4 yazı görüntüleniyor - 1 ile 4 arası (toplam 4)
  • Yazar
    Yazılar
  • #27243
    Armagan
    Anahtar yönetici

    Büyük Basileios :

    329 yılında Kaisareia (Kayseri) da doğan ve 379 da yine aynı şehirde ölen Basileios Kayseri’den sonra İstanbul ve Atina’da öğrenim görmüştü. Kendisi Ariusculuğa karşı tutumuyla tanınır. 370 yılında Kayseri Piskoposu (başgözetmeni) oldu. Bir çok kitaplar yazan bir din bilginiydi de aynı zamanda. Kilise örgütünü ve kurallarını düzenleyen çalışmalar yaptı. Ölümünden kısa bir süre sonra azizler sınıfına alındı. Ortodoks Kilisesine göre yortu (kutlama) günü 1 Ocaktır. Katolik Kilisesi bu günü 2 ocak olarak kabul ediyor.
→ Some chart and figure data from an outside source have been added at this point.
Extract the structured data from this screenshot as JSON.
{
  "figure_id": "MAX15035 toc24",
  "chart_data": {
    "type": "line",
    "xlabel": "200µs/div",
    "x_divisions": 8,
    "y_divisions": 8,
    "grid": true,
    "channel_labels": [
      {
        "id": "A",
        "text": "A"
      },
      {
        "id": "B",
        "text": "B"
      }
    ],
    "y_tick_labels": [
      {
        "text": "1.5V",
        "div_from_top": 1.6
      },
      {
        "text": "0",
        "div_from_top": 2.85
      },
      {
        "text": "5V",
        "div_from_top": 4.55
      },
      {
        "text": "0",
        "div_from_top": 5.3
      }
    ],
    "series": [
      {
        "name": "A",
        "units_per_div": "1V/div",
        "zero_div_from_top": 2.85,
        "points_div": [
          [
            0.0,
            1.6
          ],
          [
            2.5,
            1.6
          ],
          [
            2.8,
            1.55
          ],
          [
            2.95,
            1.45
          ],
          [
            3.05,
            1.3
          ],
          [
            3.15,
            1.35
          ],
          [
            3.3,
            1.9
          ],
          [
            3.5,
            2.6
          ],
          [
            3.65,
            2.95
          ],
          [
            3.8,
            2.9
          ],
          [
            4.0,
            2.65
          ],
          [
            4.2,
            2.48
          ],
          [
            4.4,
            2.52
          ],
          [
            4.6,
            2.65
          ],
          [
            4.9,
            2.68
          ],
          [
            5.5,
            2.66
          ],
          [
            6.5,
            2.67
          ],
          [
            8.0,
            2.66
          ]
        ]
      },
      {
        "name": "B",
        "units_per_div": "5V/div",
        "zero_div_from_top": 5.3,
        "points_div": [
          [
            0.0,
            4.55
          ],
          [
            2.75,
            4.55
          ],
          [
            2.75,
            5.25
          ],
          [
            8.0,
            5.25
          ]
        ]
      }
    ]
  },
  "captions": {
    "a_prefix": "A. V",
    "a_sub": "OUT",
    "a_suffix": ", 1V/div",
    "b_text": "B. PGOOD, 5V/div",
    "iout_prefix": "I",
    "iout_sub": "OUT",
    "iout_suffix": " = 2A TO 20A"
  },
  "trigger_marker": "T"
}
    Göreme vadisinde bu azizin anısına adanmış küçük bir Kilise vardır. Yöredeki başka Kiliselerde bu ermişin tasvirleri (ikonaları) bulunmaktadır. Kapadokyalı Hıristiyanlar bu aziz hemşehrilerinin anısını kutsal bir miras olarak yüzyıllar boyu saklamışlardır.

    #35974
    Anonim
    Pasif

    Sevgili Evangelist kardeşim… tüm bu Anadolu’lu azizleri tanıtma girişimin çok isabetli. Bugünkü Türkiye topraklarında yaşamış olup da yerli halk tarafından bilinmiyor olmaları çok büyük bir eksiklik gerçekten. Hepsi de dünya çapındaki Mesihilik tarihinin çok bilinen kutup şahsiyetlerinden… Rab her zaman iyiliğini versin, tüm bu güzel uğraşında lütfunu en bolundan yağdırsın sana.
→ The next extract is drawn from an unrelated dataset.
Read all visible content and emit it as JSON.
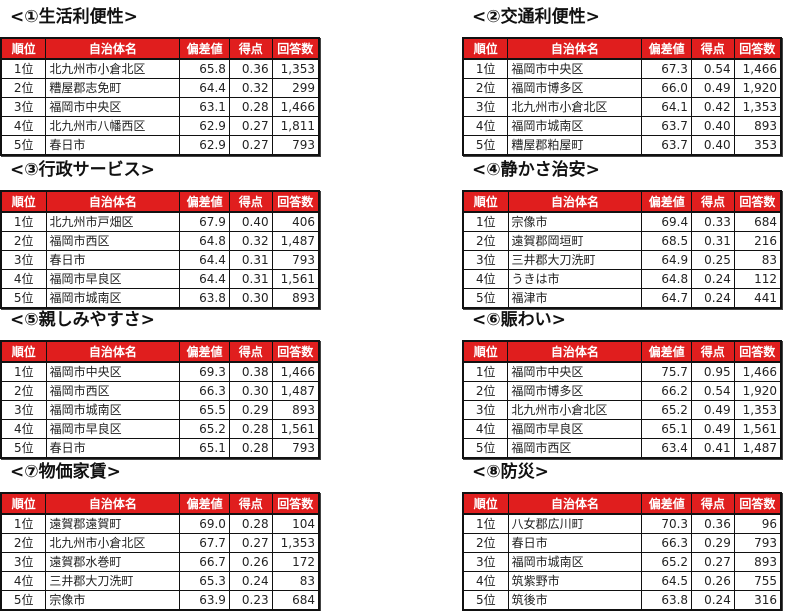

    Yazdıklarınla ilgili sadece birkaç şeye dikkat edilmesi gerektiğini not edeceğim. Detay gibi görünen şeyler ama çok önemliler:

    Birincisi… şu ‘piskopos’ kelimesi ile ilgili… Bu kelimenin orijinali ‘episkopos’ olarak tellafuz edilir. Türkçe’de kolaylıkla tellafuz edilebilecek bir kelime. İçinde Türkçe’de bulunmayan, tellafuzu zor harfler yoktur da ondan. Bu kelimenin Türkiye’de ‘piskopos’ şeklinde tellafuz etmeye alışılmış olması tamamen kötü, suçlayıcı bir niyet barındıran bir zihniyetten olmuştur. ‘Pis’ olan (‘pis-kopos’) şeklinde bir çağrışım uyandırdığından. Yunanca ‘episkopos’ kelimesinin Türkçe’deki tam anlamı ‘gözetmendir’. Dolayısıyla doğru olan ya ‘gözetmen’ olarak kullanmaktır ya da ‘episkopos’ olarak. (‘Başpiskopos’ diyeceğimize, mesela, ‘başgözetmen’ diyebiliriz, rahatlıkla).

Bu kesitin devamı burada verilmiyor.